I still find it ironic that LibreOffice comes under fire from Mark, even though Canonical's first contribution to the codebase, as far as I am aware, was to the LibreOffice fork and not to the OpenOffice fork (either before or after the fork occured.) And I believe Ubuntu made the decision to switch to LibreOffice before Oracle jettisoned OpenOffice staffing. It's a bit revisionist of Mark to make the sort of accusations about the disruption LibreOffice caused to OpenOffice development when Canonical was more than eager to jump ship and support Libreoffice so quickly. I wonder if Canonical had taken a stand and said you know what, we are going to continue to stick with Oracle and OpenOffice because we "trust" Oracle to continue to provide sound leadership for the codebase..would that have changed the history of things. Ubuntu is soooo popular, if Canonical had decided to stick their neck out and support Oracle's leadership wouldn't that have been a game changer?

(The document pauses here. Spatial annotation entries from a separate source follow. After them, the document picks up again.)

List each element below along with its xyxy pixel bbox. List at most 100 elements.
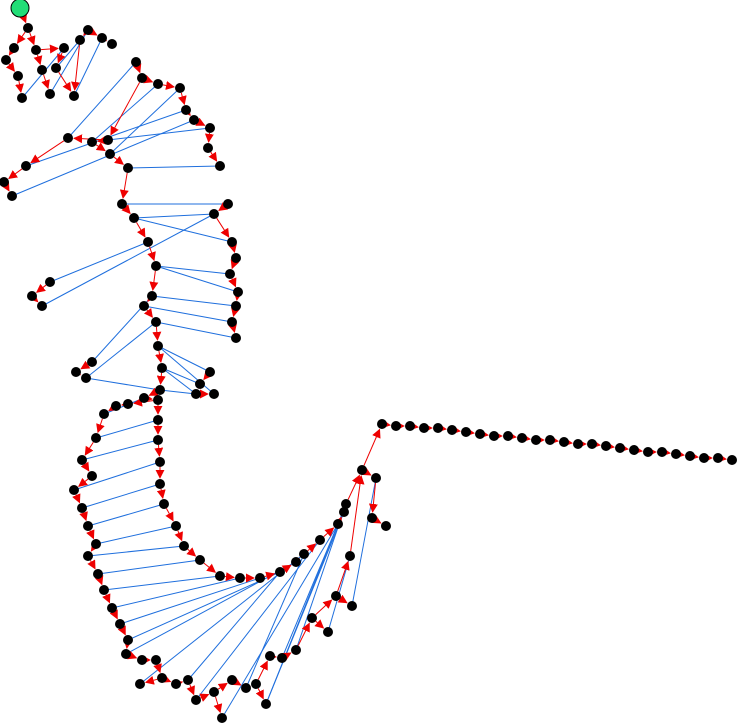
graph-node	[123, 635, 133, 645]
link-edge	[107, 127, 211, 141]
graph-node	[251, 679, 261, 689]
graph-node	[191, 389, 201, 399]
sequence-edge	[297, 622, 310, 646]
graph-node	[241, 683, 251, 693]
sequence-edge	[337, 560, 350, 592]
graph-node	[433, 423, 443, 433]
link-edge	[97, 559, 201, 575]
link-edge	[351, 477, 377, 607]
graph-node	[31, 45, 41, 55]
graph-node	[87, 357, 97, 367]
link-edge	[125, 561, 297, 655]
graph-node	[307, 613, 317, 623]
graph-node	[461, 427, 471, 437]
graph-node	[347, 601, 357, 611]
graph-node	[75, 35, 85, 45]
graph-node	[489, 431, 499, 441]
link-edge	[133, 213, 215, 219]
sequence-edge	[94, 575, 104, 586]
link-edge	[41, 213, 215, 307]
graph-node	[345, 551, 355, 561]
sequence-edge	[195, 117, 206, 126]
link-edge	[81, 439, 159, 461]
graph-node	[97, 33, 107, 43]
graph-node	[137, 73, 147, 83]
sequence-edges	[1, 13, 727, 714]
sequence-edge	[33, 54, 43, 66]
graph-node	[135, 679, 145, 689]
link-edge	[161, 367, 201, 385]
sequence-edge	[257, 660, 268, 680]
sequence-edge	[165, 508, 174, 522]
sequence-edge	[216, 217, 230, 238]
graph-node	[27, 291, 37, 301]
graph-node	[103, 135, 113, 145]
sequence-edge	[147, 292, 157, 303]
graph-node	[643, 447, 653, 457]
graph-node	[153, 395, 163, 405]
graph-node	[255, 573, 265, 583]
sequence-edge	[84, 441, 94, 456]
link-edge	[187, 571, 281, 681]
graph-node	[339, 507, 349, 517]
graph-node	[17, 93, 27, 103]
graph-node	[93, 569, 103, 579]
sequence-edge	[132, 63, 142, 74]
graph-node	[205, 123, 215, 133]
graph-node	[143, 237, 153, 247]
graph-node	[51, 63, 61, 73]
sequence-edge	[97, 135, 107, 145]
link-edge	[91, 83, 159, 143]
sequence-edge	[217, 682, 228, 692]
sequence-edge	[333, 516, 342, 527]
link-edge	[87, 503, 165, 527]
graph-node	[77, 503, 87, 513]
sequence-edge	[95, 142, 106, 152]
graph-node	[139, 393, 149, 403]
graph-node	[381, 521, 391, 531]
sequence-edge	[5, 62, 15, 72]
graph-node	[391, 421, 401, 431]
sequence-edge	[15, 80, 24, 93]
graph-node	[233, 287, 243, 297]
sequence-edge	[315, 599, 333, 615]
graph-node	[45, 89, 55, 99]
graph-node	[59, 43, 69, 53]
sequence-edge	[228, 243, 237, 254]
link-edge	[49, 241, 149, 283]
graph-node	[265, 651, 275, 661]
graph-node	[155, 457, 165, 467]
graph-node	[615, 443, 625, 453]
graph-node	[191, 695, 201, 705]
start-node	[10, 0, 30, 18]
graph-node	[107, 603, 117, 613]
graph-node	[77, 455, 87, 465]
link-edge	[111, 577, 241, 609]
sequence-edge	[78, 477, 89, 487]
graph-node	[175, 83, 185, 93]
graph-node	[71, 367, 81, 377]
graph-node	[419, 423, 429, 433]
link-edge	[143, 305, 233, 323]
graph-node	[139, 301, 149, 311]
sequence-edge	[323, 527, 335, 538]
sequence-edge	[86, 529, 95, 540]
sequence-edge	[213, 696, 223, 714]
graph-node	[371, 473, 381, 483]
graph-node	[629, 445, 639, 455]
graph-node	[9, 43, 19, 53]
sequence-edge	[231, 307, 240, 318]
graph-node	[171, 521, 181, 531]
graph-node	[123, 163, 133, 173]
graph-node	[323, 627, 333, 637]
link-edge	[151, 295, 237, 307]
sequence-edge	[121, 204, 131, 215]
graph-node	[331, 591, 341, 601]
sequence-edge	[28, 292, 39, 303]
graph-node	[91, 433, 101, 443]
sequence-edge	[281, 564, 292, 574]
sequence-edge	[208, 151, 218, 162]
link-edge	[95, 419, 159, 439]
graph-node	[87, 471, 97, 481]
sequence-edge	[87, 559, 96, 570]
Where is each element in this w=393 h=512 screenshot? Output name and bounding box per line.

If he's going to talk the talk, Canonical needs to walk the walk. And with LibreOffice, Canonical walked away from corporate management of the codebase and embraced open co-development. Mark can't have his cake and eat it to, try as he might. Canonical showed real leadership in how quickly they embraced Libreoffice.

And he still gets the details of the Qt copyright assignment history wrong. Qt had a BSD relicense nuclear option for like a decade+ tied to its dual licensing model. If the open development tree closed down, a non-profit entities had the authority to relicense the last available open development codebase as BSD. That is a _huge_ offset against bad faith proprietary re-licensing. He continues to gloss over that history when holding up Qt. I've even said that Qt's nuclear option seemed like a fair trade-off to protect long term contributor interests. More disturbingly I don't believe the Harmony drafts make room for that sort of creative long term balance of interests..at least not explicitly. So if anything Harmony may push that sort of pragmatic balance of corporate and contributor business interests off the table as a future model for engagement.

Shuttleworth is not one to let little things like "facts" get in the way of his goals to craft perception and opinion towards the ends that best suit his personal interests.